Dave’s services were arranged by Across the Pond Vacations, and although he offers a standard two-hour tour after picking you up at the airport, he certainly exceeded expectations on today’s tour—once we had the twenty miles to London covered (with lots of interesting background information on Chiswick) and Dave understood our desire for more information on Georgian and Regency-era sites, the fun began. We did a drive-by of Kensington Palace, stopped at the Royal Albert Hall (currently undergoing some restoration work), and drove through Hyde Park (that’s the Serpentine in the photo with the body of water).
Just inside the Marble Arch entrance to the park is where public executions used to take place. It’s hard to imagine thirty-thousand drunken Londoners convening to witness hangings, but this was their entertainment. And the reason they had hangovers the following day.
Once we were out of the park, it was onto the city streets and around the squares. Since one of the characters in my books lives in a townhouse in Cavendish Square, we got this quick shot.
Gunter’s Tea Shop, once located at Numbers 7 and 8 in Berkeley Square, is still an eatery.

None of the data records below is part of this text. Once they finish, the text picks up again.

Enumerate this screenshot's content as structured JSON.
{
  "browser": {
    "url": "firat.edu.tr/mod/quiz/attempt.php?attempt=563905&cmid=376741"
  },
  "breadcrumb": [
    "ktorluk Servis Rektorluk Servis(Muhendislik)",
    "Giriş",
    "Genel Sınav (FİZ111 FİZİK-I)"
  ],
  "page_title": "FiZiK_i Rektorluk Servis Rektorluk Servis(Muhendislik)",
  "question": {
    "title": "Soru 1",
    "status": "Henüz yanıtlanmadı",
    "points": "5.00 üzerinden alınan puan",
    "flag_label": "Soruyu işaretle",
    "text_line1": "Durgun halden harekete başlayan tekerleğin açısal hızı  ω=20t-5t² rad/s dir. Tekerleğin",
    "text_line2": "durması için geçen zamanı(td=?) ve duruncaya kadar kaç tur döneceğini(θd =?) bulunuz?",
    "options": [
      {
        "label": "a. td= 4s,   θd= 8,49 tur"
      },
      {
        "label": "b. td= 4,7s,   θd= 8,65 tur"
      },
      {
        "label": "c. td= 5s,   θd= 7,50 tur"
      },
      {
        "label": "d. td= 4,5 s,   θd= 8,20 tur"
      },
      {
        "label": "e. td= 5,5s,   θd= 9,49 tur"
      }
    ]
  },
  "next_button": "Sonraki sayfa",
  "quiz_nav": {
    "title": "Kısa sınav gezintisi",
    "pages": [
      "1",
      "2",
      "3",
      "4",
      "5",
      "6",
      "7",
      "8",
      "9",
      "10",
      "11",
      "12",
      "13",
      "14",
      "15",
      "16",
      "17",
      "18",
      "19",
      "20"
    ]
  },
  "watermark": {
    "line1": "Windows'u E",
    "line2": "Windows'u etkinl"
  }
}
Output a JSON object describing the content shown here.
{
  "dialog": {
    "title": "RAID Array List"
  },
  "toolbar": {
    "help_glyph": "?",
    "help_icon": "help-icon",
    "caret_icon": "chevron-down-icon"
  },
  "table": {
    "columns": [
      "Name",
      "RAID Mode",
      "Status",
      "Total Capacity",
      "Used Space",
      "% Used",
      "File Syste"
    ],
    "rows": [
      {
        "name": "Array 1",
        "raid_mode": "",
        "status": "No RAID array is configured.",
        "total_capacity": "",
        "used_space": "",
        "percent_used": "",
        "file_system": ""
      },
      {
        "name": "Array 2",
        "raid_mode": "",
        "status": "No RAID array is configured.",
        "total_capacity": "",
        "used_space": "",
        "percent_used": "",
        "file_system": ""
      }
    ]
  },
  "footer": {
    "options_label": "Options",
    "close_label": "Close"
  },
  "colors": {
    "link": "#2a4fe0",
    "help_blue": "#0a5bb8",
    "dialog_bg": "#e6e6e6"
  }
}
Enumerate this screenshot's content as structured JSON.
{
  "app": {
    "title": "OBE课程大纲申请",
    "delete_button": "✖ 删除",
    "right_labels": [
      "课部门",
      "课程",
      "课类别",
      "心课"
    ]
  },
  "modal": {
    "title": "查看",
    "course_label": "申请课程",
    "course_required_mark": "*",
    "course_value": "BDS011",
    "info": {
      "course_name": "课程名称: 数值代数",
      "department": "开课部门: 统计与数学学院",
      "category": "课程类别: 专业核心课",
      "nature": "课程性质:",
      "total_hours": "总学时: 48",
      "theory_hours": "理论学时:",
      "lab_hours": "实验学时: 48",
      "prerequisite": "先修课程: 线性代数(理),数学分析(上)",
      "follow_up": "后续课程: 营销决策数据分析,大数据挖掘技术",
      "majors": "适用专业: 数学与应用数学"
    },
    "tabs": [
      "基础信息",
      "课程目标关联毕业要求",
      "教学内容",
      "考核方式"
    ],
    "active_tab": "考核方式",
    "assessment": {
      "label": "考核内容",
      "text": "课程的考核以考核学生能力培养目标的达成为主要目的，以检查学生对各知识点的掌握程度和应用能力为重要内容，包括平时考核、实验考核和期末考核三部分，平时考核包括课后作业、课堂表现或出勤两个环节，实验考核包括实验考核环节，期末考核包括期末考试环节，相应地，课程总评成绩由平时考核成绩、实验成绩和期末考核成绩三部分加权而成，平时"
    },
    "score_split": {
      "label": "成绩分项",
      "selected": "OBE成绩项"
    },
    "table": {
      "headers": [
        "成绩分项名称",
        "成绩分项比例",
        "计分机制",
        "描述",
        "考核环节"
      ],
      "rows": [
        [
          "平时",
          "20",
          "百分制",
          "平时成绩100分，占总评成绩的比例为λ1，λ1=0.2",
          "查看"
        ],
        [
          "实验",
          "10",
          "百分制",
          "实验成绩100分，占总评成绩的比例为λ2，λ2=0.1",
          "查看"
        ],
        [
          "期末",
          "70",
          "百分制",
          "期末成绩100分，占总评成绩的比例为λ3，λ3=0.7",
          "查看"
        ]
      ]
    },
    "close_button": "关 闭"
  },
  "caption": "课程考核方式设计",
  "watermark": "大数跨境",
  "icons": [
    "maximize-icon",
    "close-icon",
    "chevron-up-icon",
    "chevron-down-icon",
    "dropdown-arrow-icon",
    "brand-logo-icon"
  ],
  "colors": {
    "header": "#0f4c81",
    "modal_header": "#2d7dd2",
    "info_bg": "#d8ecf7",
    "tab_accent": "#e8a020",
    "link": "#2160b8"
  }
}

The bow window at White’s in St. James Street is the same as when it was added over two-hundred years ago. That window and who’s behind it will feature in my next book, The Honeymoon of a Viscount.
Dave pointed out several businesses which are the oldest of their kind. He’s in front of the oldest shoemaker London, just down the street from the oldest wine merchant, oldest hat maker, and oldest barbershop.
The largest squares in London are all sized to perfectly accommodate an Egyptian pyramid (should one ever be dropped from the sky). There are smaller squares, though, including Pickering Place. The original gas lamp is still hanging above the entrance.
Since most historical buildings in London are protected from demolition—they have to retain their original appearance—some have three hundred years of paint on their facades.
Over in Jermyn Street, several shops from the Regency era are still open. Floris sells perfumes but was also known for their combs and hairbrushes.
This vantage of the National Portrait Gallery and St. Margarets is virtually identical to how it appeared two centuries ago.
Horse Guards Parade Grounds now features modern seating, but the buildings are unchanged from when they were featured in several of my books.
Today’s tour also took us to Trafalgar Square, Pall Mall, and Piccadily Circus as well as the Seven Dials (once the slums of London but now gentrified) and Covent Gardens.
So what’s next? Now that we’re checked into The Bloomsbury Hotel, a nap! Ta-ta for now.